Nos últimos meses, Israel já vinha expandindo a construção de assentamentos judaicos na Cisjordânia, legalizou postos avançados e fez mudanças burocráticas significativas em suas políticas no território

O governo de Israel anunciou neste domingo, 15, a retomada de um processo de regulamentação de terras em grande parte da Cisjordânia ocupada que, na prática, pode resultar no avanço do controle da região por israelenses.

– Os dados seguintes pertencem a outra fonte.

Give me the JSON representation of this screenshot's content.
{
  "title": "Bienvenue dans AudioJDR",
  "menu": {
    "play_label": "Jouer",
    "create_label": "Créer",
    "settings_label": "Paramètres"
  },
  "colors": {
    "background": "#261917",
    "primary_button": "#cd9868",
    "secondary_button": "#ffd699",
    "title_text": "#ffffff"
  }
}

Trata-se da retomada dos processos de “assentamento de título de terra”, que estavam congelados na Cisjordânia desde a Guerra do Oriente Médio em 1967. Quando Israel iniciar o processo de registro de terras em uma determinada área, qualquer pessoa com uma reivindicação sobre a terra deve apresentar documentos comprovando a propriedade.

Nos últimos meses, Israel já vinha expandindo a construção de assentamentos judaicos na Cisjordânia, legalizou postos avançados e fez mudanças burocráticas significativas em suas políticas no território para fortalecer seu domínio e enfraquecer a Autoridade Palestina.

Em comunicado de hoje, o Ministério das Relações Exteriores de Israel disse, sem oferecer evidências, que a Autoridade Palestina estava “avançando com procedimentos ilegais de registro de terras na Área C” e que a decisão de hoje foi tomada para maior transparência.

Ofran disse ainda que o processo para provar a propriedade raramente é transparente, de modo que, provavelmente, qualquer terra que passe pelo processo de registro em áreas atualmente pertencentes a palestinos passará ao controle do Estado israelense. “Os palestinos serão enviados para provar a propriedade de uma forma que nunca conseguirão fazer”, disse Ofran à Associated Press.

O escritório do Presidente da Autoridade Palestina, Mahmoud Abbas, também em comunicado, chamou a decisão de “uma grave escalada e uma flagrante violação do direito internacional”, que equivale a uma “anexação de fato”. Ele apelou à comunidade internacional, especialmente ao Conselho de Segurança da Organização das Nações Unidas (ONU) e aos Estados Unidos, para intervir imediatamente.